Why. runtime.ErrConflict already exists in the runtime package and the rest of the codebase (lobby, rtmanager, notification) uses domain-level conflict sentinels (e.g. membership.ErrConflict, runtime.ErrConflict). Returning a generic wrapped error for engine-version and player-mapping conflicts would break the established pattern and force the service layer to carry adapter implementation knowledge (sqlx.IsUniqueViolation). Adding two sentinels is a small, idiomatic deviation from PLAN Stage 11's bullet list, called out here so future contract diffs do not re-litigate it.

5. Options jsonb requires explicit CAST(... AS jsonb) in dynamic UPDATE

Decision. In engineversionstore.Update the dynamic assignment for options wraps the value in pg.StringExp(pg.CAST(pg.String(...)).AS("jsonb")). The plain pg.String(...) literal makes PostgreSQL infer the right-hand side as text and the assignment to a jsonb column then fails with SQLSTATE 42804 (column is of type jsonb but expression is of type text).

Why. INSERT ... VALUES(...) paths bind the []byte through pgx, which knows how to coerce text into jsonb at the protocol level. Dynamic UPDATE … SET options = '...' does not go through that bind because the SQL contains a string literal directly; PostgreSQL applies its own type inference and fails. Using jet's CAST is the cleanest way to force the right-hand-side type without dropping to raw SQL. Storing '{}'::jsonb as the empty default mirrors the SQL column default.

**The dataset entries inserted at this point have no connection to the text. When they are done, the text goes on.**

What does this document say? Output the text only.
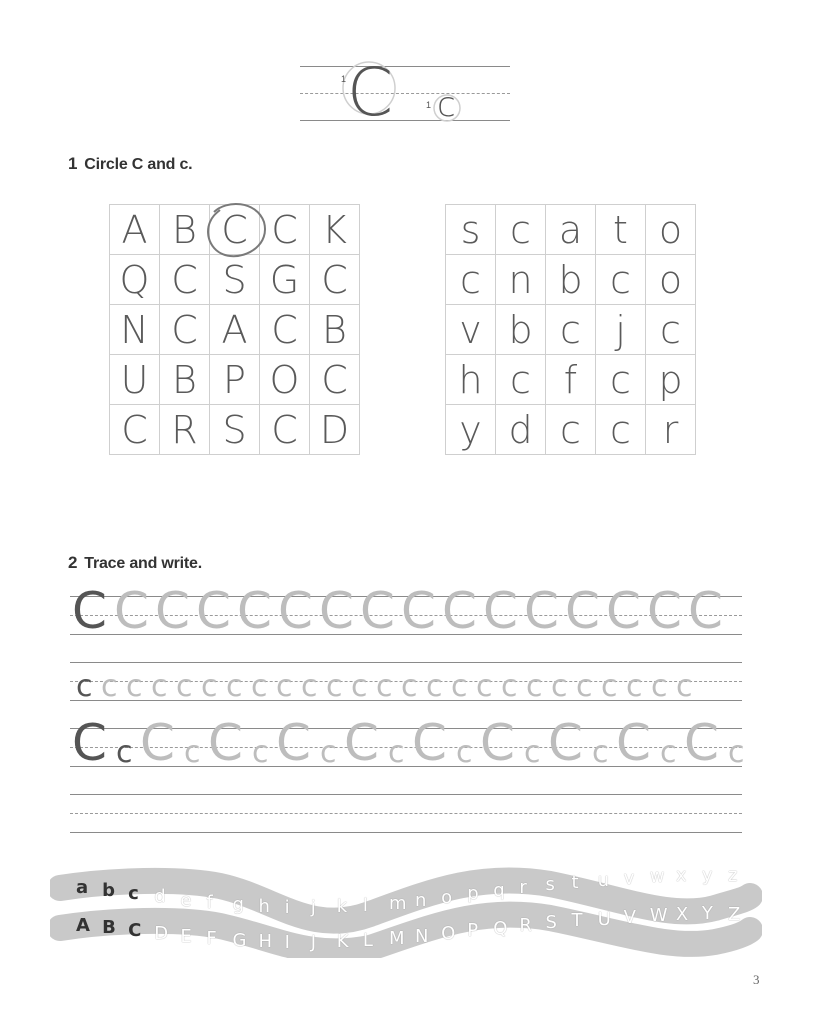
C c
1
1
1 Circle C and c.
A	B	C	C	K
Q	C	S	G	C
N	C	A	C	B
U	B	P	O	C
C	R	S	C	D
s	c	a	t	o
c	n	b	c	o
v	b	c	j	c
h	c	f	c	p
y	d	c	c	r
2 Trace and write.
C C C C C C C C C C C C C C C C
c c c c c c c c c c c c c c c c c c c c c c c c c
C c C c C c C c C c C c C c C c C c C c
a b c d e f g h i j k l m n o p q r s t u v w x y z
A B C D E F G H I J K L M N O P Q R S T U V W X Y Z
3
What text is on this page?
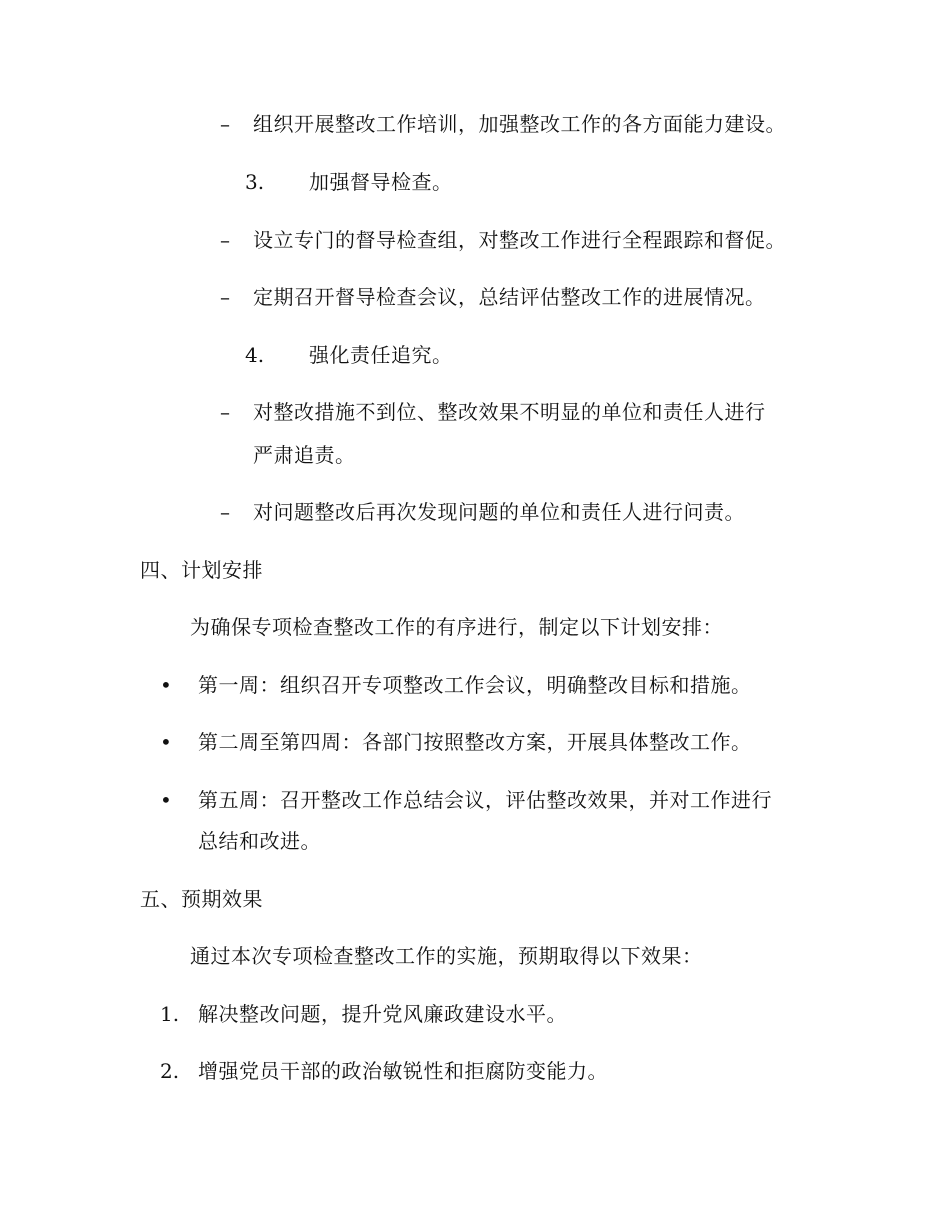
– 组织开展整改工作培训，加强整改工作的各方面能力建设。
3. 加强督导检查。
– 设立专门的督导检查组，对整改工作进行全程跟踪和督促。
– 定期召开督导检查会议，总结评估整改工作的进展情况。
4. 强化责任追究。
– 对整改措施不到位、整改效果不明显的单位和责任人进行
严肃追责。
– 对问题整改后再次发现问题的单位和责任人进行问责。
四、计划安排
为确保专项检查整改工作的有序进行，制定以下计划安排：
• 第一周：组织召开专项整改工作会议，明确整改目标和措施。
• 第二周至第四周：各部门按照整改方案，开展具体整改工作。
• 第五周：召开整改工作总结会议，评估整改效果，并对工作进行
总结和改进。
五、预期效果
通过本次专项检查整改工作的实施，预期取得以下效果：
1. 解决整改问题，提升党风廉政建设水平。
2. 增强党员干部的政治敏锐性和拒腐防变能力。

6. Deprecate is idempotent through a pre-check Get

Decision. engineversionstore.Deprecate runs Get(version) first to distinguish three cases: row absent (return engineversion.ErrNotFound), row already deprecated (return nil with no further mutation), row active (run the UPDATE ... SET status='deprecated'). Without the pre-check the adapter would have to interpret RowsAffected == 0 against an ambiguous SQL guard (WHERE version = ? AND status != 'deprecated').

Why. Deprecation is a relatively rare admin operation; the extra read costs ≈one millisecond and removes the ambiguity. The alternative is the same classifyMissingUpdate probe pattern used by UpdateStatus, which would still need a Get to tell "missing" from "already deprecated". The pre-check is the simplest path.

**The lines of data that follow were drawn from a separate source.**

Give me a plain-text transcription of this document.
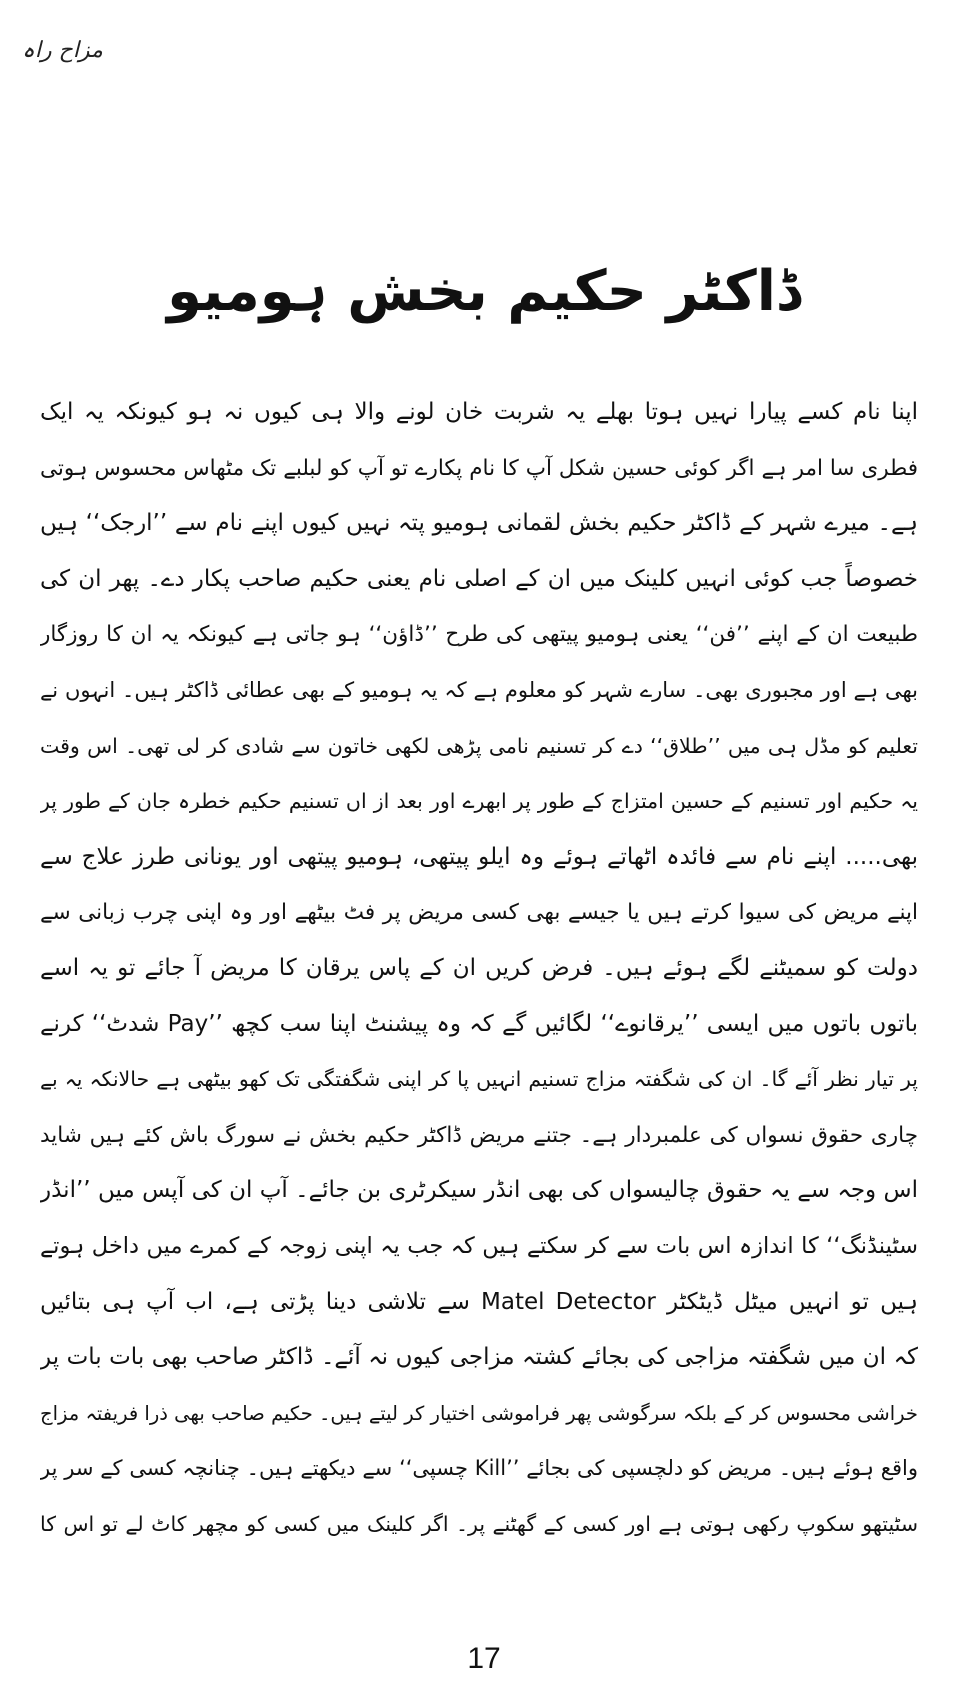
مزاح راہ
ڈاکٹر حکیم بخش ہومیو
اپنا نام کسے پیارا نہیں ہوتا بھلے یہ شربت خان لونے والا ہی کیوں نہ ہو کیونکہ یہ ایک
فطری سا امر ہے اگر کوئی حسین شکل آپ کا نام پکارے تو آپ کو لبلبے تک مٹھاس محسوس ہوتی
ہے۔ میرے شہر کے ڈاکٹر حکیم بخش لقمانی ہومیو پتہ نہیں کیوں اپنے نام سے ’’ارجک‘‘ ہیں
خصوصاً جب کوئی انہیں کلینک میں ان کے اصلی نام یعنی حکیم صاحب پکار دے۔ پھر ان کی
طبیعت ان کے اپنے ’’فن‘‘ یعنی ہومیو پیتھی کی طرح ’’ڈاؤن‘‘ ہو جاتی ہے کیونکہ یہ ان کا روزگار
بھی ہے اور مجبوری بھی۔ سارے شہر کو معلوم ہے کہ یہ ہومیو کے بھی عطائی ڈاکٹر ہیں۔ انہوں نے
تعلیم کو مڈل ہی میں ’’طلاق‘‘ دے کر تسنیم نامی پڑھی لکھی خاتون سے شادی کر لی تھی۔ اس وقت
یہ حکیم اور تسنیم کے حسین امتزاج کے طور پر ابھرے اور بعد از اں تسنیم حکیم خطرہ جان کے طور پر
بھی..... اپنے نام سے فائدہ اٹھاتے ہوئے وہ ایلو پیتھی، ہومیو پیتھی اور یونانی طرز علاج سے
اپنے مریض کی سیوا کرتے ہیں یا جیسے بھی کسی مریض پر فٹ بیٹھے اور وہ اپنی چرب زبانی سے
دولت کو سمیٹنے لگے ہوئے ہیں۔ فرض کریں ان کے پاس یرقان کا مریض آ جائے تو یہ اسے
باتوں باتوں میں ایسی ’’یرقانوے‘‘ لگائیں گے کہ وہ پیشنٹ اپنا سب کچھ ’’Pay شدٹ‘‘ کرنے
پر تیار نظر آئے گا۔ ان کی شگفتہ مزاج تسنیم انہیں پا کر اپنی شگفتگی تک کھو بیٹھی ہے حالانکہ یہ بے
چاری حقوق نسواں کی علمبردار ہے۔ جتنے مریض ڈاکٹر حکیم بخش نے سورگ باش کئے ہیں شاید
اس وجہ سے یہ حقوق چالیسواں کی بھی انڈر سیکرٹری بن جائے۔ آپ ان کی آپس میں ’’انڈر
سٹینڈنگ‘‘ کا اندازہ اس بات سے کر سکتے ہیں کہ جب یہ اپنی زوجہ کے کمرے میں داخل ہوتے
ہیں تو انہیں میٹل ڈیٹکٹر Matel Detector سے تلاشی دینا پڑتی ہے، اب آپ ہی بتائیں
کہ ان میں شگفتہ مزاجی کی بجائے کشتہ مزاجی کیوں نہ آئے۔ ڈاکٹر صاحب بھی بات بات پر
خراشی محسوس کر کے بلکہ سرگوشی پھر فراموشی اختیار کر لیتے ہیں۔ حکیم صاحب بھی ذرا فریفتہ مزاج
واقع ہوئے ہیں۔ مریض کو دلچسپی کی بجائے ’’Kill چسپی‘‘ سے دیکھتے ہیں۔ چنانچہ کسی کے سر پر
سٹیتھو سکوپ رکھی ہوتی ہے اور کسی کے گھٹنے پر۔ اگر کلینک میں کسی کو مچھر کاٹ لے تو اس کا
17
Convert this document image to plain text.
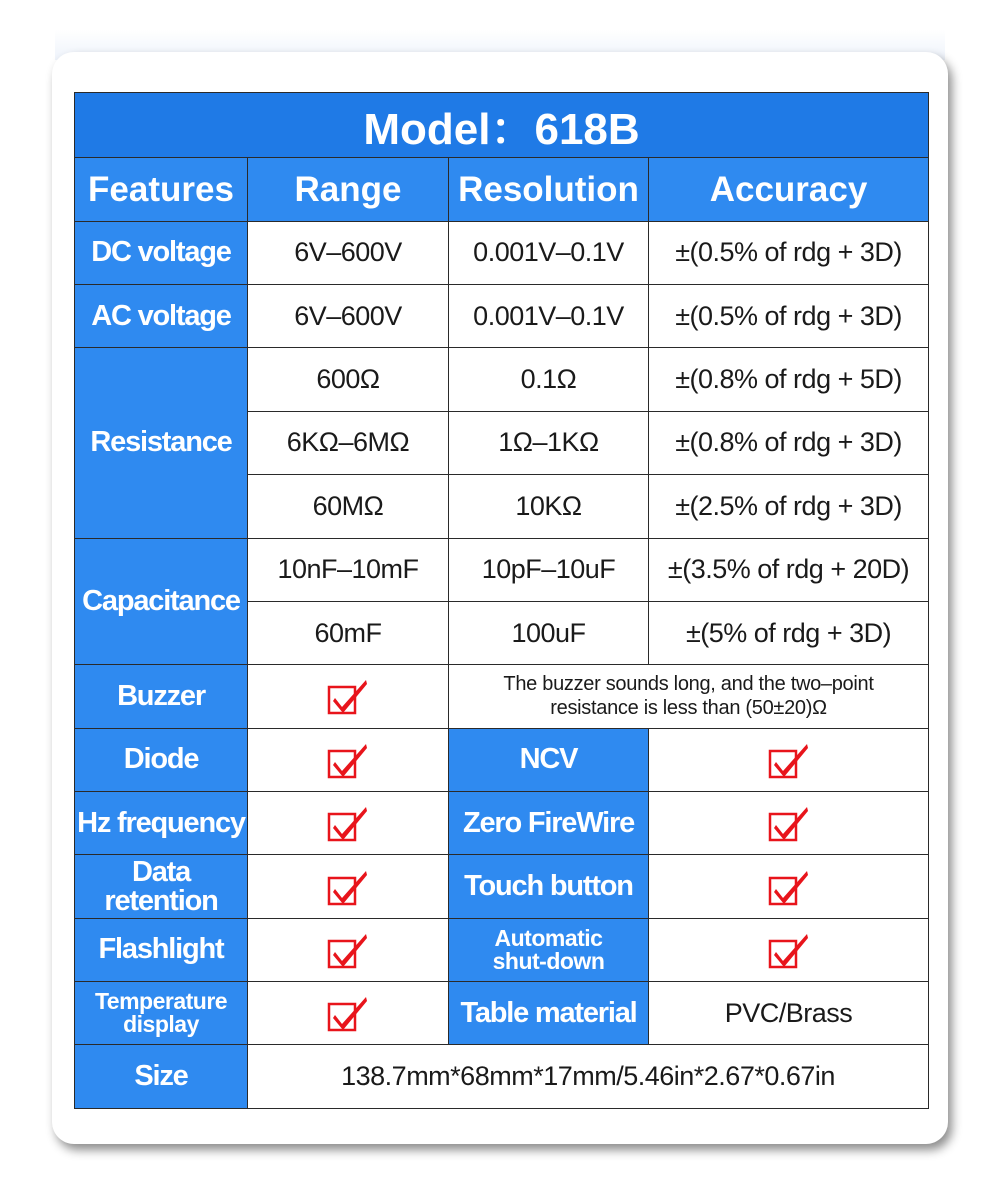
Model：618B			
Features	Range	Resolution	Accuracy
DC voltage	6V–600V	0.001V–0.1V	±(0.5% of rdg + 3D)
AC voltage	6V–600V	0.001V–0.1V	±(0.5% of rdg + 3D)
Resistance	600Ω	0.1Ω	±(0.8% of rdg + 5D)
	6KΩ–6MΩ	1Ω–1KΩ	±(0.8% of rdg + 3D)
	60MΩ	10KΩ	±(2.5% of rdg + 3D)
Capacitance	10nF–10mF	10pF–10uF	±(3.5% of rdg + 20D)
	60mF	100uF	±(5% of rdg + 3D)
Buzzer		The buzzer sounds long, and the two–point
resistance is less than (50±20)Ω	

Diode		NCV	

Hz frequency		Zero FireWire	

Data retention		Touch button	

Flashlight		Automatic
shut-down

Temperature
display		Table material	PVC/Brass
Size	138.7mm*68mm*17mm/5.46in*2.67*0.67in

7. BulkInsert ships every row in one multi-row INSERT, not a transaction

Decision. playermappingstore.BulkInsert emits a single INSERT ... VALUES (a), (b), … with as many tuples as the input slice. Any unique-violation rolls back every row in the same statement.

Why. The atomicity guarantee Game Master needs (no partial roster) is already provided by PostgreSQL's per-statement implicit transaction; wrapping the same rows in BEGIN; INSERT; INSERT; COMMIT buys nothing and adds round-trips. The multi-row form is also the only path that lets jet's InsertStatement.VALUES(...) chain without escape hatches. Atomicity is verified end-to-end by TestBulkInsertAtomicConflictRaceName (3 valid rows + 1 conflicting → 0 rows persisted).

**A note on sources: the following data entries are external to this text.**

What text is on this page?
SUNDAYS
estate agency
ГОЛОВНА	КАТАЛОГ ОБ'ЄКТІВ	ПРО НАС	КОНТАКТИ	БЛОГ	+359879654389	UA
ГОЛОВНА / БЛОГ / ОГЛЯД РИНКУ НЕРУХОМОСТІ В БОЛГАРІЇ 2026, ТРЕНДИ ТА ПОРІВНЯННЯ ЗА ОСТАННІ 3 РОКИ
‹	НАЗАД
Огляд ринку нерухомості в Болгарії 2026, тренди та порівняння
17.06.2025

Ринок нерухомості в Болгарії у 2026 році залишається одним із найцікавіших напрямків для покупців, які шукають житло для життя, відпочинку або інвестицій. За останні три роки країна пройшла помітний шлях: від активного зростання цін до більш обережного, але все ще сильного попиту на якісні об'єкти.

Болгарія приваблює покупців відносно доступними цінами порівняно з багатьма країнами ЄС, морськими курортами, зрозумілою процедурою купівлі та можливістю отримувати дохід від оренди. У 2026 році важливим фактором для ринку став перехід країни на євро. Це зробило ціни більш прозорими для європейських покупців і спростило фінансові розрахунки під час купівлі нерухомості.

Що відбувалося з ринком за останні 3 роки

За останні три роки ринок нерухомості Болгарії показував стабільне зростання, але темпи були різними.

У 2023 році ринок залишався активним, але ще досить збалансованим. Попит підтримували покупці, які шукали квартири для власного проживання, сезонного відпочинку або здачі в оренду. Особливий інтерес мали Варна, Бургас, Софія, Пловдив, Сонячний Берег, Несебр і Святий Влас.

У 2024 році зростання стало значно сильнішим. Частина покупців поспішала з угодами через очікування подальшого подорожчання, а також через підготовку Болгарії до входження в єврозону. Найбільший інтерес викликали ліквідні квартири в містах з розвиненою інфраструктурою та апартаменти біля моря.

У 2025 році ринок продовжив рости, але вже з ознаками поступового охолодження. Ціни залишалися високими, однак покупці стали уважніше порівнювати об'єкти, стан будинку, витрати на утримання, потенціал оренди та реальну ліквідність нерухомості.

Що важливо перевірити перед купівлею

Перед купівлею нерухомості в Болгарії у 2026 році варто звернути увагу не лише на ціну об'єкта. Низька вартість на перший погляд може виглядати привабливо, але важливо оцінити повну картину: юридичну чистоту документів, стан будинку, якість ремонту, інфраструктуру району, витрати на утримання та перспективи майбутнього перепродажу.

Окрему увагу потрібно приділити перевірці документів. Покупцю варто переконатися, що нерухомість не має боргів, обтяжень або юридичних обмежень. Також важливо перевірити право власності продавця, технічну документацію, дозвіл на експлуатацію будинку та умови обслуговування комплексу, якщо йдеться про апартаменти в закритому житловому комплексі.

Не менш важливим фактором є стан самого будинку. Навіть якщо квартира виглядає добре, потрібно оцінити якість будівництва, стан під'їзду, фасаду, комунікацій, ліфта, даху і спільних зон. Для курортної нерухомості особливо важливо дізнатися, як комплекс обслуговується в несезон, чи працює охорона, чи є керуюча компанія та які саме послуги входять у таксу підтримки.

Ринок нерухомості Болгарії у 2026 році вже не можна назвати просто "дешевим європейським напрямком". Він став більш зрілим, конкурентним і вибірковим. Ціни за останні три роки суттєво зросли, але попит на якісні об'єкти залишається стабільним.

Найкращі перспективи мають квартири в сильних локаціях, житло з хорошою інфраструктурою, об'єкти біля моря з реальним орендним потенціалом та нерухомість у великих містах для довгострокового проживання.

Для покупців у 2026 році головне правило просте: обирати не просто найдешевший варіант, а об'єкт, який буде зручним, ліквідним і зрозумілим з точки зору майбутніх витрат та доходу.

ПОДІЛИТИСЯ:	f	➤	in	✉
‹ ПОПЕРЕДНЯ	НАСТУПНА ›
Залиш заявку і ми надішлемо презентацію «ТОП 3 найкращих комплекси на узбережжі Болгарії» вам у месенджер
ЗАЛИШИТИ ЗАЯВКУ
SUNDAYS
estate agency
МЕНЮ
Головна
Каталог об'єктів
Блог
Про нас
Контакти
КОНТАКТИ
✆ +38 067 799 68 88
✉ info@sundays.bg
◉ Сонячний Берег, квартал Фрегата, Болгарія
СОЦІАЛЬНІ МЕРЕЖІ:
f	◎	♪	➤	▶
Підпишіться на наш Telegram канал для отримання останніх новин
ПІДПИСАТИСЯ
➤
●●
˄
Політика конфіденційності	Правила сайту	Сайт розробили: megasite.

8. miniredis/v2 is a direct gamemaster dependency

Decision. go.mod gains github.com/alicebob/miniredis/v2 as a direct dependency. The streamoffsets test suite uses miniredis.RunT(t) per test for full isolation.

Why. Same reasoning as rtmanager: an in-memory Redis is faster than testcontainers Redis, fully isolated per test, and fits the shape of the offset-store API. Adding it as a direct dep matches the pattern in the repo (rtmanager, notification, lobby all do this for similar adapter test suites).

Files landed

Verification

cd gamemaster

# Domain + port unit tests still pass after the Stage-11 contract
# touch-ups.
go test ./internal/domain/... ./internal/ports/...

# All adapter test suites (require Docker for testcontainers; without
# Docker, the pgtest helpers call t.Skip).
go test ./internal/adapters/postgres/...
go test ./internal/adapters/redisstate/...

# CAS race coverage with -race; the test must observe exactly one
# winner per run.
go test -count=3 -race -run TestUpdateStatusConcurrentCAS \
    ./internal/adapters/postgres/runtimerecordstore

# Stage 06/07 contract freeze tests stay green:
go test ./... -run Contract
go test ./... -run NotificationIntent

The full repo-level go build ./... from the workspace root also succeeds; service-layer stages (13+) and the mocks regeneration (stage 12) are unaffected by Stage 11's adapter additions.